I must admit I’m getting more and more tired of Elizabeth Shue’s Finn. She arrives at the diner, where other CSIs are already working the scene, and then demands that everyone leave so she can have an hour to work on the blood spatter by herself. Excuse me? Then she goes so far as to tell DB to not bother coming because she can handle it herself. Yes, a diner with eight dead people in it. What makes her so damn special that no one else could possibly be of any use? What makes her so sure she can analyze the blood better than any of the older, more established characters?
Thankfully, she isn’t granted this request, but the dickery continues with her super-spatter analysis powers kicking in just in time to tell a police officer not to step on a severed finger that was lying behind the counter.
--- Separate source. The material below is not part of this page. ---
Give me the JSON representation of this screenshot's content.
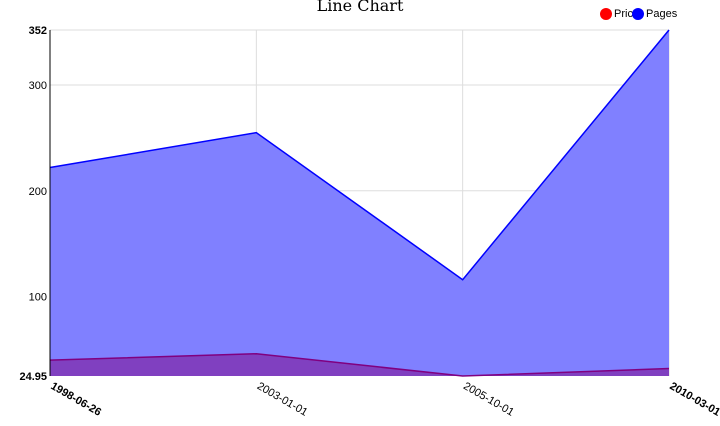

Which she hadn’t even looked behind yet. That’s all well and good; if you see a body with a severed finger and look at the blood spatter you can probably guess where the finger went. But I’m sorry, I call bullshit that she can correctly deduce in her head that the finger would be ten inches from the officer’s boot. No. Just no. About the only moment I liked from Shue this week was when she was running through the order in which the victims were shot with DB.
Everyone else got some nice moments this week, like the aforementioned Hodges/Morgan awkwardness. Greg locks himself in the freezer by accident like Vincent did and doesn’t want to admit it to Finn, Nick is visibly quite shaken with what’s happened to his favorite restaurant, Doc Robbins gets to be a right badass and Sara lays an epic verbal beatdown on a stalker. We were a little light on the Danson this week, but everyone else more than made up for it. EXCEPT YOU, SHUE!
It’s familiar territory in a lot of ways, but nice touches of continuity make the episode much stronger than it would have been otherwise. I was genuinely intrigued by the mystery and I was pleasantly surprised by many of the twists, which is always a good sign. Looks like Season 13 is off to a rock-solid start. At its worst, body-of-the-week CSI makes the resolution painfully obvious far too early, at its best, you get an engrossing episode like this one.